According to all reports the Atom N570 is a dual-core 64-bit processor.....granted its not powerful but is it better to install WIN7 64-BIT on it rather than 32-bit?


----------



## aciid (Jul 18, 2008)

It is used in alot of netbook, and is compatible with Win7 x64.
You will get more out of the basic OS manouvers when installing x64, however x86 applications needs to be emulated to run. (Not to worry, not really noticable speed-wise).

Some applications does not run well on x64 platforms, so you should really check with the specific applications that you are using. However I would recommend installing the x64 version.

Review/benchmark tests:
Atom N570 Benchmark / Review - Reviews, News


----------



## cluberti (Aug 26, 2010)

Most major OEMs shipping this are shipping 32bit Win7, but that's because it's Starter on netbooks (cost) rather than technical. 64bit will be fine (probably just as fast or slow as 32bit), as it will all really depend on what you load on it.
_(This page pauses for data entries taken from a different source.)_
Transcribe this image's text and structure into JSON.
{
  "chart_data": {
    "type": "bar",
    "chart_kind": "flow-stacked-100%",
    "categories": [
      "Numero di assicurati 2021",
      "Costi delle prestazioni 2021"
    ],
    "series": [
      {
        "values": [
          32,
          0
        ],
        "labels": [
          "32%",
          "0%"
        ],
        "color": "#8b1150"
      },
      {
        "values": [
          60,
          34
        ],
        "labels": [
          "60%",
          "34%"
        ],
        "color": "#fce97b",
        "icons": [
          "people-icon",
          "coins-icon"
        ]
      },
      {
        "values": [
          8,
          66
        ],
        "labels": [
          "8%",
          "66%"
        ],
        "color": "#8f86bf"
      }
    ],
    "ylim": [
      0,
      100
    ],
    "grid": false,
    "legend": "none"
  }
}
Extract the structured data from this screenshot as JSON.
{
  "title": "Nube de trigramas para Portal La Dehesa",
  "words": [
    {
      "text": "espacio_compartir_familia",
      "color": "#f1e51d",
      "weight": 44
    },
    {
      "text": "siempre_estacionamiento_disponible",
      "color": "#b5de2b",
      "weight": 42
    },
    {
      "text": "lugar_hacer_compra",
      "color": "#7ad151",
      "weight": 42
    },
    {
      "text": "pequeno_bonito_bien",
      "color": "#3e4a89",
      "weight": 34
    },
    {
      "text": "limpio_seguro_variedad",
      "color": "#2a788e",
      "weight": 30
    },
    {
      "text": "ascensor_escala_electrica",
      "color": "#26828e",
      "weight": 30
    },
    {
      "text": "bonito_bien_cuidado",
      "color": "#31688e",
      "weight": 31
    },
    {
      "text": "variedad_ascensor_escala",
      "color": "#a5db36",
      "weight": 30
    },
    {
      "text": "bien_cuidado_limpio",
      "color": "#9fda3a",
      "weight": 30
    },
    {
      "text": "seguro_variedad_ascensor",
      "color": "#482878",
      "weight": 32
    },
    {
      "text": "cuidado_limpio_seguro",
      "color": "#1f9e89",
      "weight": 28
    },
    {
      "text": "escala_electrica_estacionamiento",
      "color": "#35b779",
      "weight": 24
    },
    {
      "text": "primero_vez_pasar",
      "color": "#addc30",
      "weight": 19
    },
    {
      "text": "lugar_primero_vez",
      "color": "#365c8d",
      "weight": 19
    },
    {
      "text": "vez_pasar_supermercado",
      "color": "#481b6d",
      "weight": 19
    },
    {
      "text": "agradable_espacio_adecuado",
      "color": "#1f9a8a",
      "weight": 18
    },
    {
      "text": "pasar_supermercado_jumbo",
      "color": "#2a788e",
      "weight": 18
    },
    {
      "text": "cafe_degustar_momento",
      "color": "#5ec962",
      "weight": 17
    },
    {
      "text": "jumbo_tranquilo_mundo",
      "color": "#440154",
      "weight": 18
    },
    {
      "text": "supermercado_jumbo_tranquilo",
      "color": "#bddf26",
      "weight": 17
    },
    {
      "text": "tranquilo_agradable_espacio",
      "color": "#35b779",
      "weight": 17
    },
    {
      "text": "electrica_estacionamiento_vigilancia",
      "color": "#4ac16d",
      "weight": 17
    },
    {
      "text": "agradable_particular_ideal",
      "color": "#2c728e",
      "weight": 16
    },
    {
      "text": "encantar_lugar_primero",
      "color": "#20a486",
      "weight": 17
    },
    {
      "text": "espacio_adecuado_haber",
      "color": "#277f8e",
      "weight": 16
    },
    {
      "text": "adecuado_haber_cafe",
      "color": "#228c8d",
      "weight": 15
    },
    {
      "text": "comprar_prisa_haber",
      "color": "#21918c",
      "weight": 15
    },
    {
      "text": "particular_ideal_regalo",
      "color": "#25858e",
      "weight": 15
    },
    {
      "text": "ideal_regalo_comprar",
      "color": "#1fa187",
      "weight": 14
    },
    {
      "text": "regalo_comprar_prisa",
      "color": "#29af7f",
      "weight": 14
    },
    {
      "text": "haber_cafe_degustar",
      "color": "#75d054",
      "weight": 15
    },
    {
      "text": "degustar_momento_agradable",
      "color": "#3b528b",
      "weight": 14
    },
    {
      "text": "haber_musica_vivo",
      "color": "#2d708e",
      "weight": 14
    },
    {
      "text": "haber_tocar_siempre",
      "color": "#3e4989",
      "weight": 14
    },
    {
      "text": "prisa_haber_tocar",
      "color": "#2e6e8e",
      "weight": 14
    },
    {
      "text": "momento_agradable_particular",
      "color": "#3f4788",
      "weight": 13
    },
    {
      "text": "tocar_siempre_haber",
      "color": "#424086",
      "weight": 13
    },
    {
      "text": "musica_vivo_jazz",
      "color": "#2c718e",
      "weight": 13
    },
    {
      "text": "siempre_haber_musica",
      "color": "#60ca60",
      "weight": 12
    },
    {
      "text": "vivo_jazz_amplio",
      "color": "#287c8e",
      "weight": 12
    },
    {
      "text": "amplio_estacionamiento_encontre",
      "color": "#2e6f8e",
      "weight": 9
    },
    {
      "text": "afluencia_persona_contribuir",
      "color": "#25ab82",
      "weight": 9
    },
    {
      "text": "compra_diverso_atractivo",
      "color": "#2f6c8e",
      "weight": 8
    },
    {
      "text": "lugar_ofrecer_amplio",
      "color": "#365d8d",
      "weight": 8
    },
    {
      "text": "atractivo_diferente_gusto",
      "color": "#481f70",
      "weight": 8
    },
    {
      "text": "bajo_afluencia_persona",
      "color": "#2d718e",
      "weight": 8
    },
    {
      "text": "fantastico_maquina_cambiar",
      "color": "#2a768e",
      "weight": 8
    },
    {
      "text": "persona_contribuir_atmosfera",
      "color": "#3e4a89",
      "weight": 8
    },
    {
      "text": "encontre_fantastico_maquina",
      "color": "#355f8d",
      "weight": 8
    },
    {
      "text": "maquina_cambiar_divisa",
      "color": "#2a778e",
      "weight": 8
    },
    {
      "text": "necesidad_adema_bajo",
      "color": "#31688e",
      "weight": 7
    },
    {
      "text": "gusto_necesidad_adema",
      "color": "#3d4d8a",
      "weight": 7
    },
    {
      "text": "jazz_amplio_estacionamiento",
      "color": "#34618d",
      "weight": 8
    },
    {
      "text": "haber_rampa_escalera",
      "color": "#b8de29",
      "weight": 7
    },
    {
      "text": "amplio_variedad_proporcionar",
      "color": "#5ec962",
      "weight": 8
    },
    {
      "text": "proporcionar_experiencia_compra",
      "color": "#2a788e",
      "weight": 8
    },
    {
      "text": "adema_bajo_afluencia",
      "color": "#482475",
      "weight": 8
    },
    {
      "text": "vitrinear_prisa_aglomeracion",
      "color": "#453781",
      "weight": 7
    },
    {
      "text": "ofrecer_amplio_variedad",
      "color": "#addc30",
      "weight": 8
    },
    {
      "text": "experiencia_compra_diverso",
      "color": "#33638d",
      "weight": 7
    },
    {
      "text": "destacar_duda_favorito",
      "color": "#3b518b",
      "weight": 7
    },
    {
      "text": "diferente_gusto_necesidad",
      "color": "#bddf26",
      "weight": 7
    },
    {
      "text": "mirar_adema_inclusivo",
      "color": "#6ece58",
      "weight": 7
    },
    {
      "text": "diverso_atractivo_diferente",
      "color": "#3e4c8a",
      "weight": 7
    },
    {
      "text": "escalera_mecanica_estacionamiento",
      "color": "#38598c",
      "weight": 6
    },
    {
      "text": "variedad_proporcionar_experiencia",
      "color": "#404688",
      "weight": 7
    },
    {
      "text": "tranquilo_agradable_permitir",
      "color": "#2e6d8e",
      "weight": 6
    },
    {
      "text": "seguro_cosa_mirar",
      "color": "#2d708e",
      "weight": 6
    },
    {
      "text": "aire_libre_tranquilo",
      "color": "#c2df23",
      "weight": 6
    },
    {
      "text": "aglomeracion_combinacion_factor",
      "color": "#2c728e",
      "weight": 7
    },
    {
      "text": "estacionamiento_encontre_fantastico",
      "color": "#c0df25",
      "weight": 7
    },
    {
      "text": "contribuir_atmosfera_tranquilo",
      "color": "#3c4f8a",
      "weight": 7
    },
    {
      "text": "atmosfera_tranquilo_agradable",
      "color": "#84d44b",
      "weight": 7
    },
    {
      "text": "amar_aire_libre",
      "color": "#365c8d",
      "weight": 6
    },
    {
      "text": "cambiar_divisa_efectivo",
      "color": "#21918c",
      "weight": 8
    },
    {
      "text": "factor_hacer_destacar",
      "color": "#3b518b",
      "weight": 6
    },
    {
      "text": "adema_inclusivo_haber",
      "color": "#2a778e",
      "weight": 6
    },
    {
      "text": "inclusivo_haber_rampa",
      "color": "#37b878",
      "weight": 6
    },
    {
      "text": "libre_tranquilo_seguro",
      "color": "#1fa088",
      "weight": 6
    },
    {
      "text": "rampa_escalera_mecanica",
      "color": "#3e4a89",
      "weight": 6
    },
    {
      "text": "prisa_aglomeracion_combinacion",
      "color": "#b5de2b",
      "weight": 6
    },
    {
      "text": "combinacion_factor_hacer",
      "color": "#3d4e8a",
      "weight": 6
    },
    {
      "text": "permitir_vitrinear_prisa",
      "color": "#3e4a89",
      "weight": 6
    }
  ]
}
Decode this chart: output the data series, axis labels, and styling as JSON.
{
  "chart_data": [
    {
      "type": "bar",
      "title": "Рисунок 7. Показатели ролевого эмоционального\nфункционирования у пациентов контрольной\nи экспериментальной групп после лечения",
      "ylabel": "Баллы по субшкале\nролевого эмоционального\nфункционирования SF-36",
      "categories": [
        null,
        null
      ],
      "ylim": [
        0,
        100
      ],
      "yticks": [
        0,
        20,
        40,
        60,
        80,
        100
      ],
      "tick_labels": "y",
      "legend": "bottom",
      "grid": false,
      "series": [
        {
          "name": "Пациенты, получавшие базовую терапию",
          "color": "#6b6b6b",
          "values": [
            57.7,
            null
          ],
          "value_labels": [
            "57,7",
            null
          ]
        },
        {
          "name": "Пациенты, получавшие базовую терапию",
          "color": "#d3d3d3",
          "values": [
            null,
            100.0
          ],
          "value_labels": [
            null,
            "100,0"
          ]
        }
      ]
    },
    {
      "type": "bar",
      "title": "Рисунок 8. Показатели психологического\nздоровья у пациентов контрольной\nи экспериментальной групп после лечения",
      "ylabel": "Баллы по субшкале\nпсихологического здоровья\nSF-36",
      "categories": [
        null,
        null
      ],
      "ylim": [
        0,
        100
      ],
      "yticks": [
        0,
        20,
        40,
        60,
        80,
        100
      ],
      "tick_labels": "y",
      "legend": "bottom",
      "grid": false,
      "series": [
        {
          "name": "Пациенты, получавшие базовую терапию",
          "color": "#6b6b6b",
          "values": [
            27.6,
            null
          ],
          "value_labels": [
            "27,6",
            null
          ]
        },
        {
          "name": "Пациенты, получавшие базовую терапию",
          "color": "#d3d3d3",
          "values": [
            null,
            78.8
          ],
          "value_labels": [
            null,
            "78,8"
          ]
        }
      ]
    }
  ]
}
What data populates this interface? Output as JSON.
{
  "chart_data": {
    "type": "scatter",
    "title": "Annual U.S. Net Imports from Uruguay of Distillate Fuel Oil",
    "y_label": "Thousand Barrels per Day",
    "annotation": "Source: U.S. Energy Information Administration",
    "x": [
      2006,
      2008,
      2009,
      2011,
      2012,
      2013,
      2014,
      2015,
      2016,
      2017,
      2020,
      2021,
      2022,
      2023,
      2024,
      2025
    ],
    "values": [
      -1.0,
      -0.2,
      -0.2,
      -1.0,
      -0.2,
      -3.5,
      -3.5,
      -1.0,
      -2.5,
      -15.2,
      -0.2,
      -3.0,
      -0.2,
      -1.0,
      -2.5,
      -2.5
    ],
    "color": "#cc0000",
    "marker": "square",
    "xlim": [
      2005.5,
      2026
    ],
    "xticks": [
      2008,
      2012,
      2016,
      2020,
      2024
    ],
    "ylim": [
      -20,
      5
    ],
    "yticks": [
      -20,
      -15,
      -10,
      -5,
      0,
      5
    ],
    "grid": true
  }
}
If it's a machine with 1GB of RAM or less though, you need to make sure you aren't trying to heavily multitask on it (with either 32 or 64bit).


----------



## GoonieGooGoo (Jul 21, 2010)

I am debating attempting to install this on a a new ASUS EEE T101MT (EU37-BK)
but given the Touch capabilities I am sure that there are not 64-bit drivers available for it....so any speed bump I would get from 64-bit vs 32-bit would be note worth it.

RIght now I am extremely impressed but the T101MT touch capabilities....pretty snappy for a netbook.


----------